Deconstructing the Awesome: the Medieval Knight

(Note: this post originally appeared at Foreworld.com, the home of all your news about the Mongoliad and the Foreworld. Check it out!)

Unless you hung out with a bunch of medieval scholars or writers as a child, there’s a good chance that your first exposure to knights was followed quickly by the words “of the Round Table” or “who say Ni.” Love of shrubberies aside, while these stories are entertaining, they are not especially accurate representations of what was once a dominant military and social evolution in Europe.

The image many people have of knights involves the Crusades, or romantic portrayals of grand jousting tournaments. While these things did happen, and certainly were part of the knight’s life at different times in history, first and foremost a knight was a professional soldier.

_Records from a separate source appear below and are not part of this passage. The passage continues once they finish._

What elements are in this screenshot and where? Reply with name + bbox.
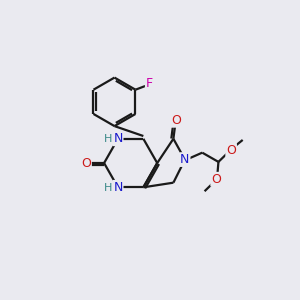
Text: O: O: [171, 114, 181, 127]
Text: O: O: [211, 173, 221, 186]
Text: N: N: [180, 153, 190, 166]
Text: N: N: [113, 181, 123, 194]
Text: O: O: [81, 157, 91, 169]
Text: O: O: [226, 144, 236, 157]
Text: N: N: [113, 132, 123, 145]
Text: H: H: [103, 134, 112, 144]
Text: H: H: [103, 182, 112, 193]
Text: F: F: [146, 77, 153, 90]
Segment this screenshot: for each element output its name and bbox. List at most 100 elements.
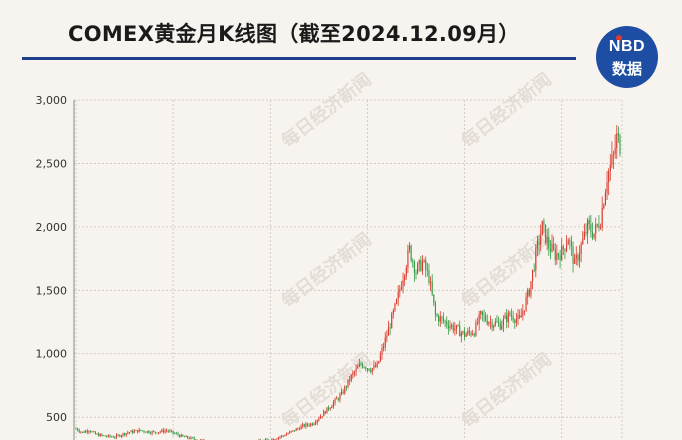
candle-body — [528, 289, 530, 296]
candle-body — [153, 431, 155, 433]
candle-body — [389, 327, 391, 329]
candle-body — [415, 272, 417, 274]
candle-body — [402, 280, 404, 288]
candle-body — [311, 423, 313, 426]
y-axis-ticks: 500 1,000 1,500 2,000 2,500 3,000 — [36, 94, 68, 424]
candle-body — [582, 238, 584, 244]
watermark-text: 每日经济新闻 — [277, 348, 376, 432]
candle-body — [379, 354, 381, 362]
candle-body — [499, 322, 501, 330]
candle-body — [339, 394, 341, 400]
candle-body — [353, 371, 356, 374]
candle-body — [485, 315, 487, 321]
candle-body — [566, 244, 568, 251]
candle-body — [418, 260, 420, 264]
candles — [75, 125, 621, 440]
title-underline — [22, 57, 576, 60]
candle-body — [514, 320, 516, 323]
candle-body — [430, 281, 432, 283]
candle-body — [368, 368, 370, 371]
candle-body — [297, 428, 299, 430]
candle-body — [603, 205, 605, 209]
candle-body — [557, 253, 560, 256]
candle-body — [572, 246, 574, 264]
candle-body — [438, 315, 440, 322]
y-tick-label: 3,000 — [36, 94, 68, 107]
candle-body — [156, 432, 158, 434]
candle-body — [410, 245, 412, 261]
nbd-logo: NBD 数据 — [596, 26, 658, 88]
candle-body — [294, 430, 296, 432]
candle-body — [509, 312, 511, 315]
candle-body — [536, 241, 538, 248]
candle-body — [601, 208, 603, 228]
candle-body — [600, 227, 602, 229]
candle-body — [349, 379, 351, 381]
candle-body — [284, 435, 286, 437]
candle-body — [383, 346, 385, 349]
candle-body — [459, 325, 461, 337]
candle-body — [326, 407, 328, 414]
candle-body — [434, 303, 436, 315]
candle-body — [510, 314, 513, 317]
candle-body — [106, 436, 108, 438]
candle-body — [154, 431, 156, 433]
candle-body — [470, 332, 472, 335]
candle-body — [376, 363, 378, 368]
candle-body — [405, 267, 407, 276]
candle-body — [365, 367, 367, 369]
watermark-text: 每日经济新闻 — [277, 228, 376, 312]
candle-body — [90, 431, 92, 432]
candle-body — [481, 311, 483, 315]
candle-body — [397, 291, 399, 300]
candle-body — [276, 438, 278, 440]
watermark-text: 每日经济新闻 — [277, 68, 376, 152]
candle-body — [305, 423, 307, 427]
candle-body — [91, 431, 93, 433]
watermark-text: 每日经济新闻 — [457, 348, 556, 432]
candle-body — [315, 422, 317, 424]
candle-body — [532, 269, 534, 282]
candle-body — [85, 430, 87, 433]
candle-body — [475, 322, 477, 336]
candle-body — [345, 386, 347, 388]
candle-body — [493, 325, 495, 328]
candle-body — [578, 254, 581, 261]
candle-body — [371, 368, 373, 372]
candle-body — [310, 423, 312, 426]
candle-body — [88, 431, 90, 432]
candle-body — [609, 164, 611, 172]
candle-body — [170, 430, 173, 432]
candle-body — [619, 135, 621, 154]
candle-body — [161, 429, 163, 432]
candle-body — [112, 436, 114, 438]
candle-body — [111, 436, 113, 438]
candle-body — [506, 315, 508, 323]
candle-body — [373, 365, 375, 369]
candle-body — [96, 433, 98, 435]
candle-body — [125, 433, 127, 436]
candle-body — [104, 435, 106, 437]
candle-body — [292, 430, 294, 432]
candle-body — [117, 434, 119, 436]
candle-body — [548, 236, 550, 249]
watermark-text: 每日经济新闻 — [457, 68, 556, 152]
candle-body — [553, 243, 555, 249]
candle-body — [486, 320, 488, 325]
candle-body — [564, 248, 566, 251]
candle-body — [146, 431, 148, 433]
candle-body — [522, 311, 524, 316]
candle-body — [616, 133, 618, 149]
candle-body — [185, 436, 187, 438]
candle-body — [431, 281, 433, 295]
candle-body — [417, 263, 419, 274]
candle-body — [596, 224, 598, 226]
candle-body — [455, 325, 458, 329]
candle-body — [148, 431, 150, 433]
candle-body — [132, 430, 134, 433]
y-tick-label: 1,500 — [36, 284, 68, 297]
candle-body — [183, 436, 186, 438]
candle-body — [332, 402, 334, 407]
candle-body — [158, 432, 160, 434]
candle-body — [102, 435, 105, 437]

Or a servant. Or a messenger. Or a young person travelling from a child to adulthood. There are as many theories as to the origins of medieval knighthood as there were knights during that period. The word itself is of uncertain origin, arising in various forms in many Germanic languages. The one most commonly cited is the Old English cniht (meaning “boy” or “servant”) itself an evolution of a German word (Knecht) with the same general meaning.

A humble word for a proud warrior, and one applied quite late in our modern concept of knighthood. Today, we think of mounted warriors with a highly evolved code of conduct. (For the word happy, Chivalry itself is an evolved word, coming to us from the Medieval Latin caballarius, or “horseman”).

Myself, I think there is only one modern profession that even approaches the complexity and dedication of the Medieval Knight, and it’s even harder to get into.

I’m speaking, of course, about being an Astronaut.

The Medieval Knight was a highly skilled professional who in his (or her) prime had decades of training with the most advanced technology available. They were well educated, performed their duties at a level few others could even approximate, and were such a valuable commodity it some lords found it preferable to expend dozens of “lesser” lives on the battlefield rather than risk losing their valued servants.

In the latter half of the 20th century, we all wanted to be Astronauts. I certainly did (with baseball player and science-fiction writer as backup plans), and it was a fantastic dream. To sail among the stars, seeing and doing things that nobody else could, and then coming home to have an ice cream cone.

Replace starships with horses, and it’s more or less a straight swap. More accurately, the stirrup is the technology that really made the institution of knighthood possible, and its proper introduction to Europe comes right around the same time the role of horses in war was no longer a suggestion, but a requirement.

Our records of the ancient world contain many stories of brave fighting men and their noble steeds, but very few have the two together in a fight. Pulling a chariot, sure.  Coming to the rescue of a downed warrior? Romantic, but certainly within the realm of possibility. But riding your horse was what you did to get to the battle, and if you were lucky, back to camp afterward.

Stirrups were part of a number of martial improvements that let the Jin Dynasty unify China, and by the 5th century AD were in common use throughout that region. Less than 200 years later they are found in tombs in Hungary, and 200 years after that stirrups were an indispensable part of medieval warfare. Mounted warriors using stirrups had a greater range of motion in the saddle, and allowed the use of more and different weapons and tactics during a fight.

Charlemagne rewarded his deadly mounted warriors with grants of land, transforming a band of skilled mercenaries into landed and hereditary lords. If you were a knight and lived long enough to have sons of your own, they trained to be like you, and to secure your wealth for their own sons. Weapons and armor weren’t the most important thing a knight could pass on to the next generation, it was the knowledge of how and when to fight.

Whether the stirrup was a proximate cause for the rise of feudalism is something best left to far smarter men than myself (much like piloting the Space Shuttle), but the men (and women) we think of as knights often learned to ride before they could write their own names.

So what exactly is a knight, then? Is it a word, an ethos, a social status, or a job description? Is it a romantic notion of purity, a merciless warrior, or a fan of arranged greenery?

I’ll tell you. Knights are magic. They fire our imaginations with tales of daring-do, and give us a standard worth living by. No one talks about the Fry Cooks of the Round Table (except, of course, science fiction writers).  King Arthur may or may not have been real, but either way, of course he was a knight! Bruce Wayne (reality also hotly debated) took his fear and buried it away behind the mask of the Dark Knight.

And a thousand years from now, when we are all Astronauts, we’ll still be talking about Medieval Knights.

In my admittedly biased opinion, that’s pretty Awesome. So, who wants ice cream?